YellowParenti@lemmy.wtf 7 hours ago
You can live from unabomber to perpetually online as you want. I’d love to live in a half hectare with a garden, trees, internet, solar panels, and 45 minute drive to a large town. Read books, WFH, etc. Its what you choose. Unfortunately, it’s money holding me back. Maybe in 20 years
Goldholz@lemmy.blahaj.zone 10 hours ago
Depends on the community. Medicine and not dying from a cut and no religiouse fundamentalism is quite nice
ColeSloth@discuss.tchncs.de 1 hour ago
So is an AC unit.
edwardbear@lemmy.world 1 hour ago
nah. not in the current version of ac. look how was this solved in the past. capitalism made everything worse. the need for ac creates more need of ac.

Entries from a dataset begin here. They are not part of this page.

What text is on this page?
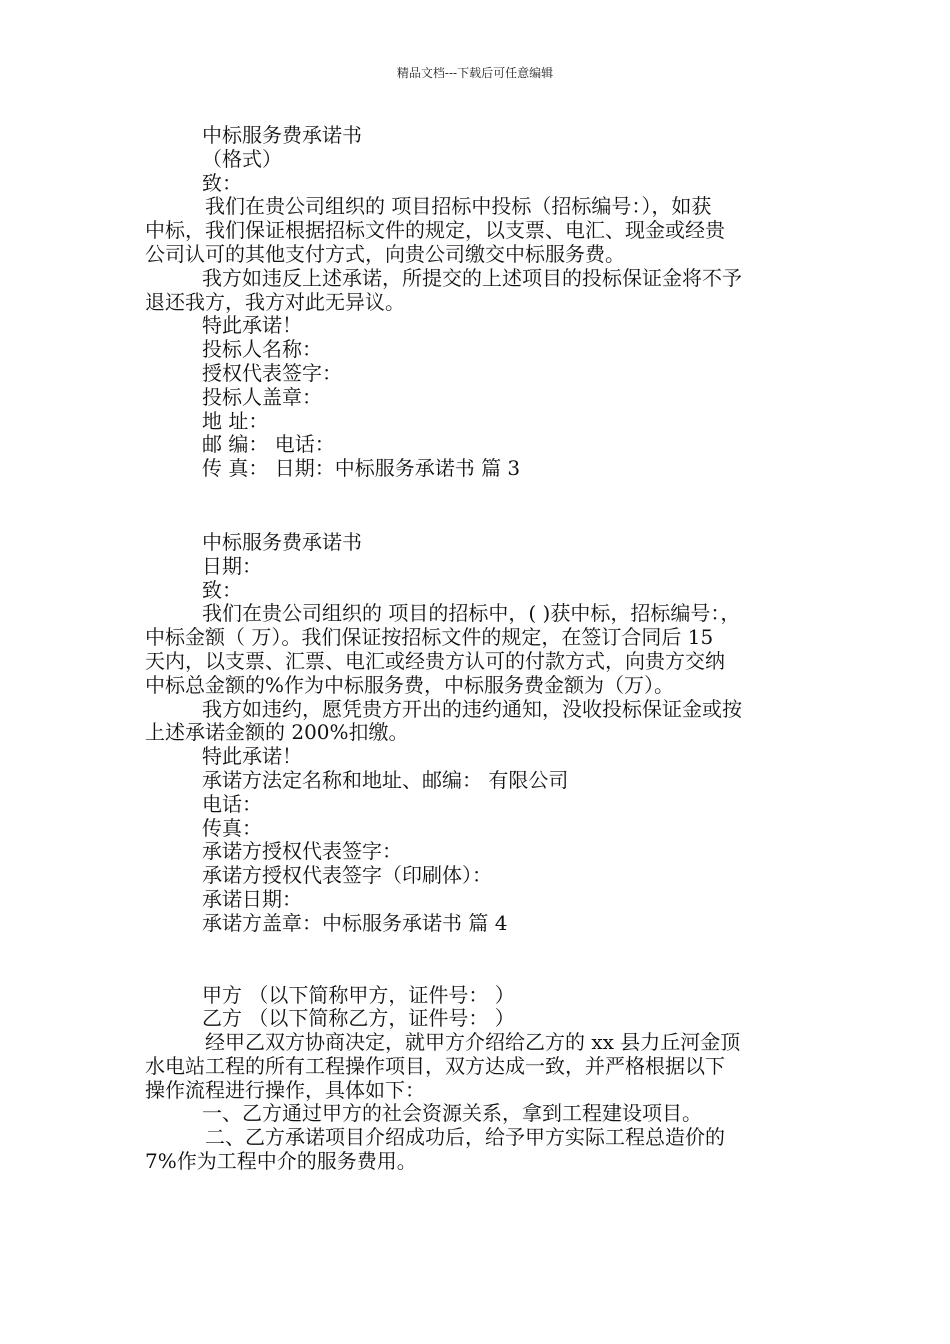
精品文档---下载后可任意编辑
中标服务费承诺书
（格式）
致：
我们在贵公司组织的 项目招标中投标（招标编号：），如获
中标，我们保证根据招标文件的规定，以支票、电汇、现金或经贵
公司认可的其他支付方式，向贵公司缴交中标服务费。
我方如违反上述承诺，所提交的上述项目的投标保证金将不予
退还我方，我方对此无异议。
特此承诺！
投标人名称：
授权代表签字：
投标人盖章：
地 址：
邮 编： 电话：
传 真： 日期：中标服务承诺书 篇 3
中标服务费承诺书
日期：
致：
我们在贵公司组织的 项目的招标中，( )获中标，招标编号：，
中标金额（ 万）。我们保证按招标文件的规定，在签订合同后 15
天内，以支票、汇票、电汇或经贵方认可的付款方式，向贵方交纳
中标总金额的%作为中标服务费，中标服务费金额为（万）。
我方如违约，愿凭贵方开出的违约通知，没收投标保证金或按
上述承诺金额的 200%扣缴。
特此承诺！
承诺方法定名称和地址、邮编： 有限公司
电话：
传真：
承诺方授权代表签字：
承诺方授权代表签字（印刷体）：
承诺日期：
承诺方盖章：中标服务承诺书 篇 4
甲方 （以下简称甲方，证件号： ）
乙方 （以下简称乙方，证件号： ）
经甲乙双方协商决定，就甲方介绍给乙方的 xx 县力丘河金顶
水电站工程的所有工程操作项目，双方达成一致，并严格根据以下
操作流程进行操作，具体如下：
一、乙方通过甲方的社会资源关系，拿到工程建设项目。
二、乙方承诺项目介绍成功后，给予甲方实际工程总造价的
7%作为工程中介的服务费用。
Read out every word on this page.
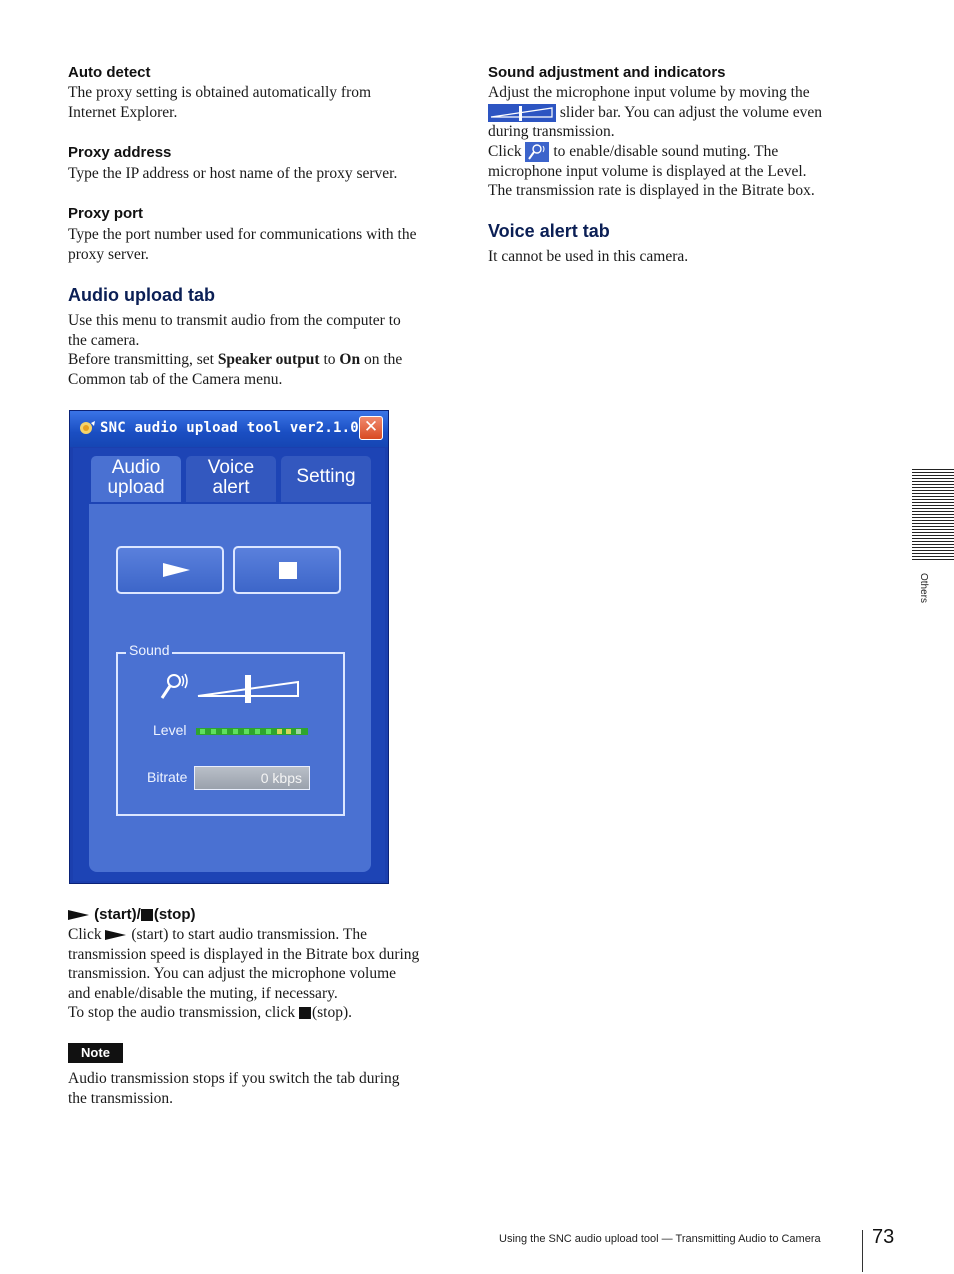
Auto detect
The proxy setting is obtained automatically from
Internet Explorer.
Proxy address
Type the IP address or host name of the proxy server.
Proxy port
Type the port number used for communications with the
proxy server.
Audio upload tab
Use this menu to transmit audio from the computer to
the camera.
Before transmitting, set Speaker output to On on the
Common tab of the Camera menu.
SNC audio upload tool ver2.1.0 ✕
Audio
upload
Voice
alert
Setting
Sound
Level
Bitrate	0 kbps
(start)/ (stop)
Click  (start) to start audio transmission. The
transmission speed is displayed in the Bitrate box during
transmission. You can adjust the microphone volume
and enable/disable the muting, if necessary.
To stop the audio transmission, click (stop).
Note
Audio transmission stops if you switch the tab during
the transmission.
Sound adjustment and indicators
Adjust the microphone input volume by moving the
slider bar. You can adjust the volume even
during transmission.
Click  to enable/disable sound muting. The
microphone input volume is displayed at the Level.
The transmission rate is displayed in the Bitrate box.
Voice alert tab
It cannot be used in this camera.
Others
Using the SNC audio upload tool — Transmitting Audio to Camera	73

Mikina@programming.dev 9 hours ago
The only exposure I have with how Amish work is from Newport’s Digital Mininalism book, and it sounded pretty reasonable. (Don’t know how correct it is, though)
The way he put it, they don’t outright ban and refuse all technology. Every time a new tech comes out, they have a few people give it a try and then decide as a community if/how to best use it without sacrificing their core values.
For example - a telephone? We don’t want that, because then it would break the sense of community if you could just call anyone, without having to call on them/meet then for dinner, etc. But, we’ll have one phone in a village in casr we need to call for outside help in an emergency.
Assuming that’s true, I would suspect that especially in regards to medicine, they would be pretty open. But yeah, I guess it absolutely depends on the community, and how cultish/reasonable are the people making these calls.
baggachipz@sh.itjust.works 9 hours ago
What they allow is entirely the whim of the local Bishop. Some are super conservative. Others not so. I’ve seen Amish people on e-bikes, while others don’t allow rubber tires on their buggies. Then whenever a new Bishop rotates in, a new toss-up in the rules. One common theme is that they hoard shit tons of money.
somehacker@lemmy.world 9 hours ago
They aren’t open to medicine. Also most adult men have cell phones and hide them.
Every Individual in their community I’ve met has been super nice, but it’s still a cult and they still do fucked up shit.
A_Union_of_Kobolds@lemmy.world 8 hours ago
I sold electrical equipment to some Amish once, which felt real weird.
ByteJunk@lemmy.world 7 hours ago
In what way? I assume they must have been familiar with how it worked, or was it like performing a magic trick?